Thursday, December 4, 2014

[13] The Spirit To Me

This is a more serious thought, but I wanted to put it up on my blog, so if my hard copy journal gets lost or ruined, I can always have this entry I wrote.
       Over the summer, I wen't on a Church History tour. One of the stops was Joseph Smith's birthplace in Sharon, Vermont. It was such a peaceful place. I remember sitting in the room by the piano looking out into the trees and significant monument while a friend played the piano. I felt so amazing that I wrote down how I felt. That day, I had been pondering the Spirit and how the feelings are different for everyone. I felt like in that moment, I could express in words how it felt for me, so I did and this has become one of my most important words as I find myself constantly looking back on what I wrote for guidance. I titled it The Spirit to Me meaning how the Spirit speaks to me, and how I know how I feel when it is the Spirit.
I wrote, "The Spirit to me is the hope I feel. The drive in my heart to do good. It is the cleansing of my view to see who I really am, the view of who I can be. The Spirit is the incredibly strong desire I get to do everything I can to help those around me feel Christ-like love. The excitement I get to share this beautifully perfect gospel. 
     To me, the Spirit is the comforting thoughts that burn within me. sometimes I feel like I might explode with joy. The Spirit is the change I plan to become more Christ-like. Nothing bad enters my mind. It is the reassurance of what I know, who I am, and what I know is right.
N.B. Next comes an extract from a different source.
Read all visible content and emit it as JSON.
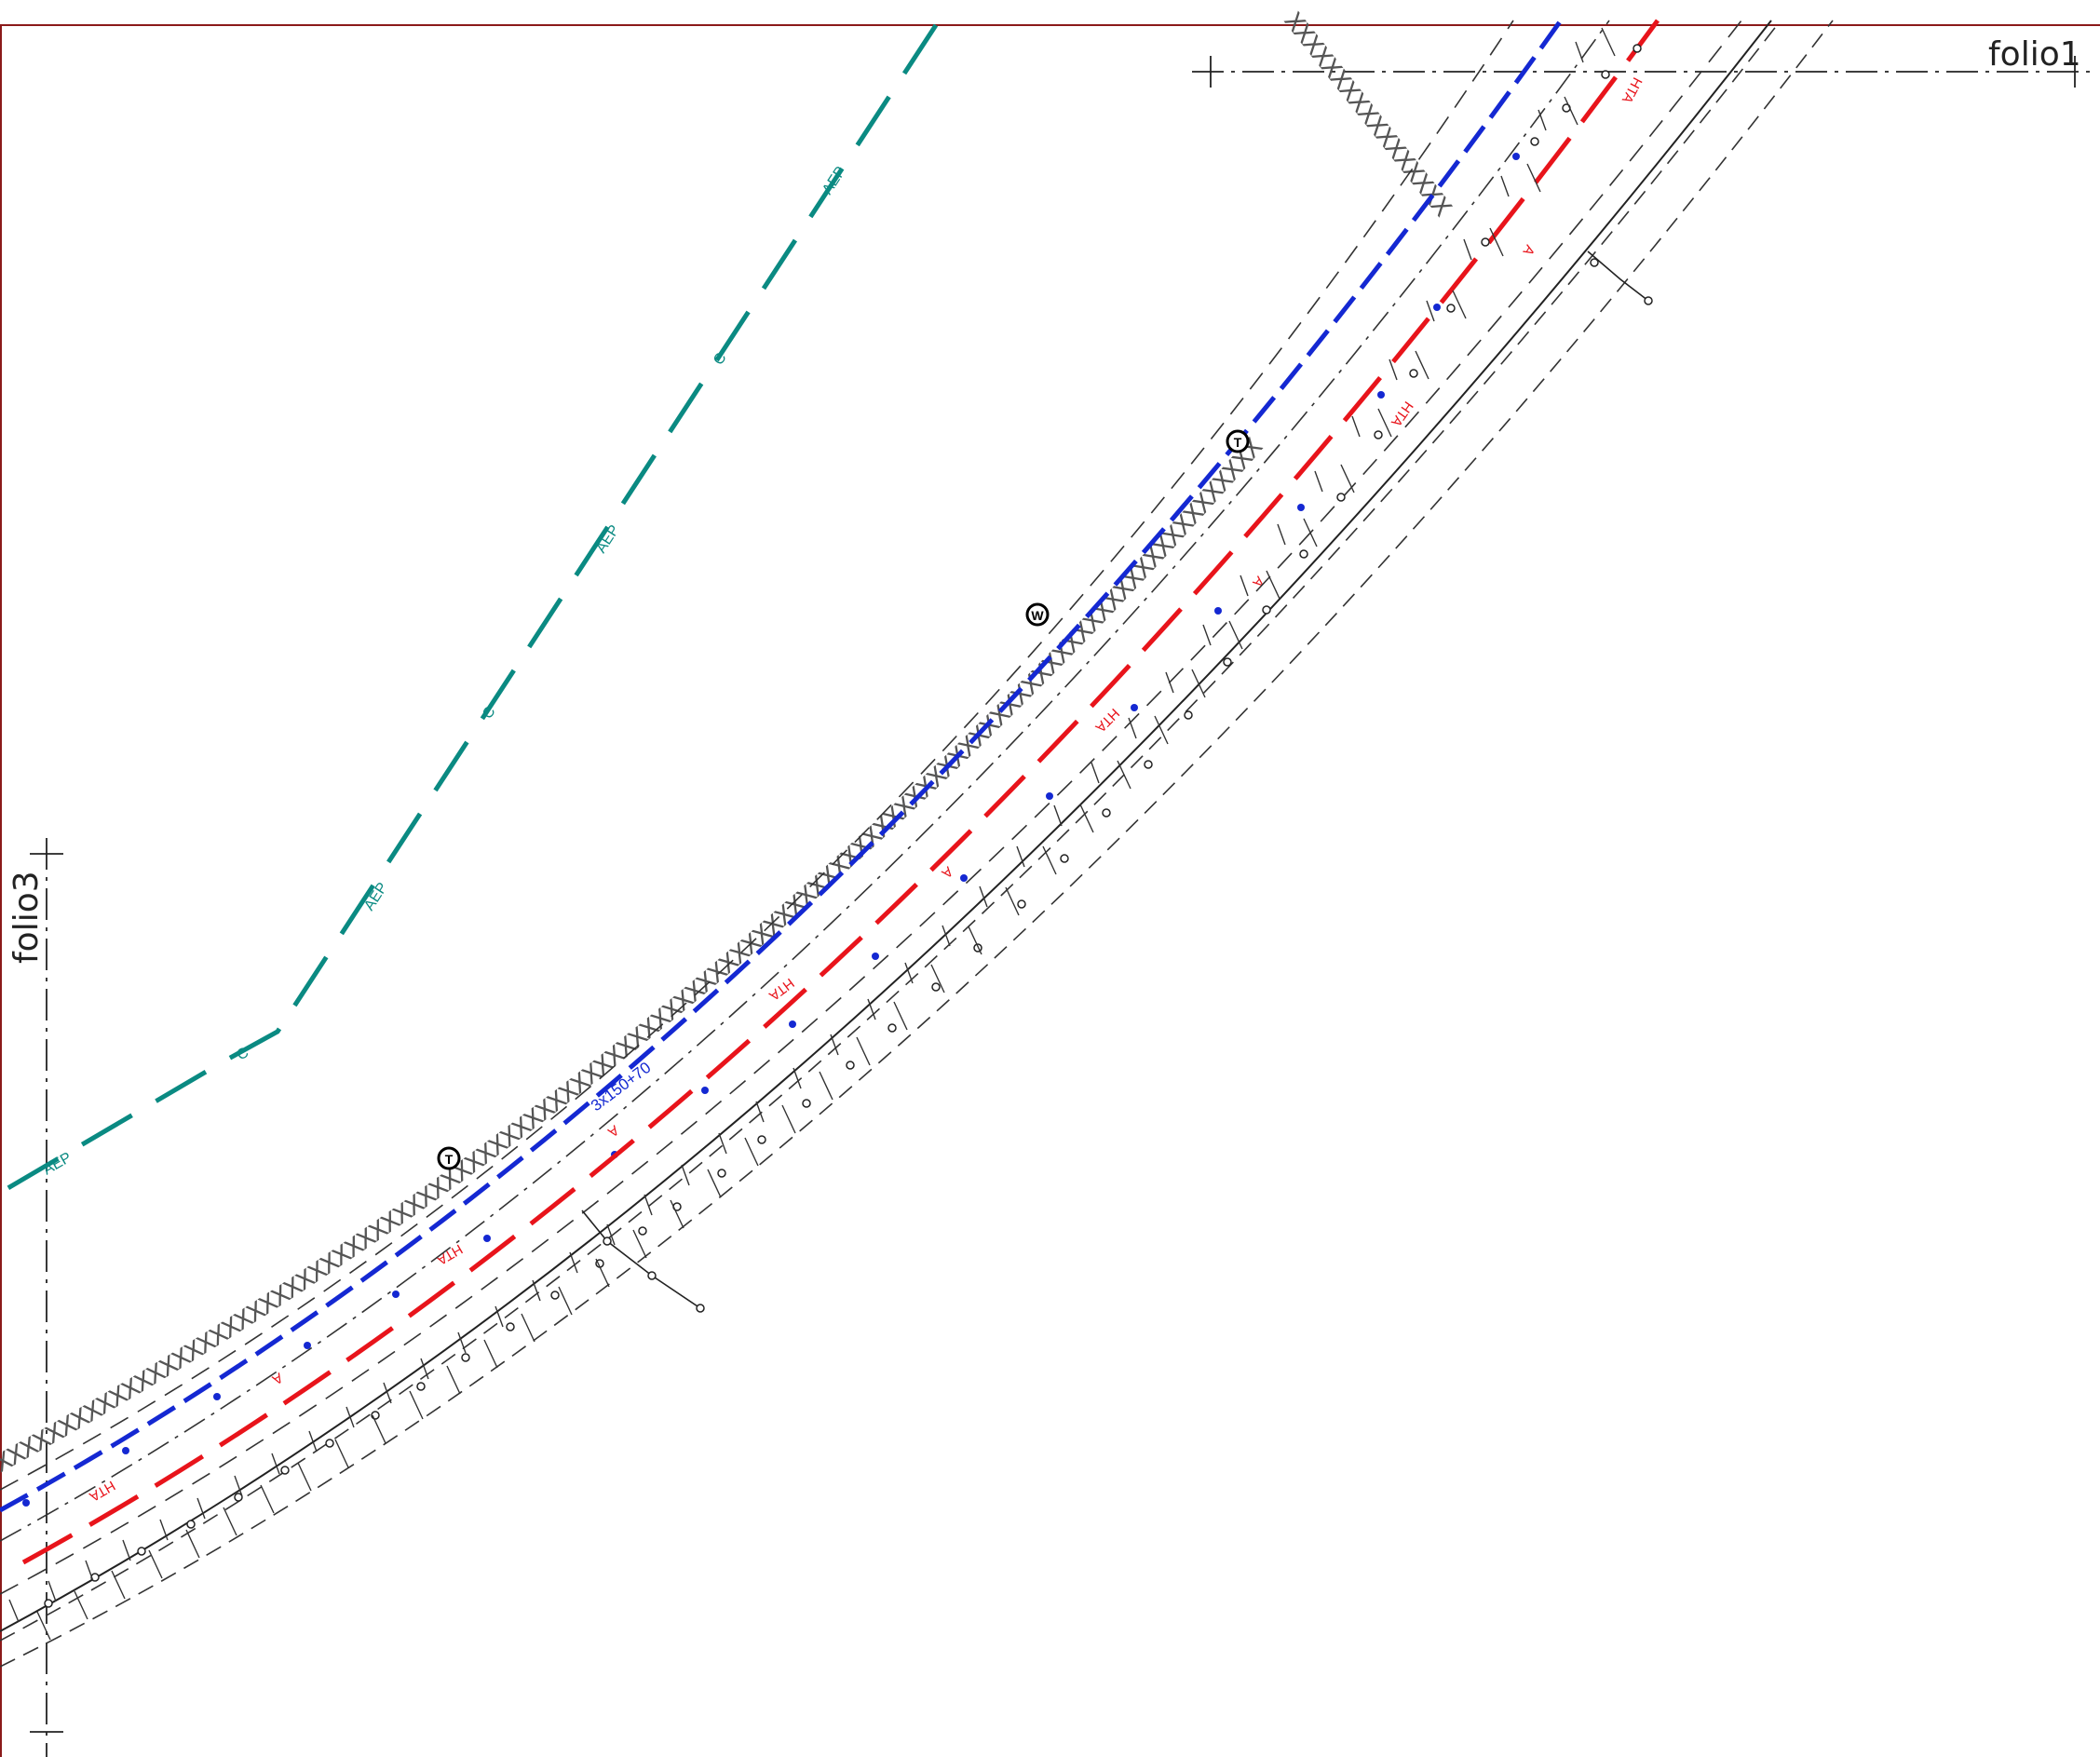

The strength I feel within myself that I know I can overcome anything.
       The Spirit to me is the decreasing distance between me and Jesus Christ. It is the love I feel from Him and His voice telling me that I am not alone. The Spirit is so strong. It makes me feel like I can never be knocked down. It is the unwavering faith and burning light that can never be darkened. It is the willingness inside of me to devote everything to helping everyone feel the peace the gospel brings. It is the firm testimony I have that I will give anything for. I will never stop standing as a witness of God. 
      The Spirit is the piercing voice of warning, love, and comfort that is small but extremely powerful. The Spirit is the brightness I see in everyone around me. The incredible love I have for people I've never met. The desire for them to reach their full potential and gain everything Heavenly Father has. The Spirit is every piece of happiness I feel. A happiness that the world looks for, but rarely finds. I will never lose this. I will do whatever it takes to keep this fire burning inside me. 
      Even if no one else will stand with me, I'll stand alone because I know that I'm not really alone. I will, simply because that is what Heavenly Father needs me to do. And that is enough for me."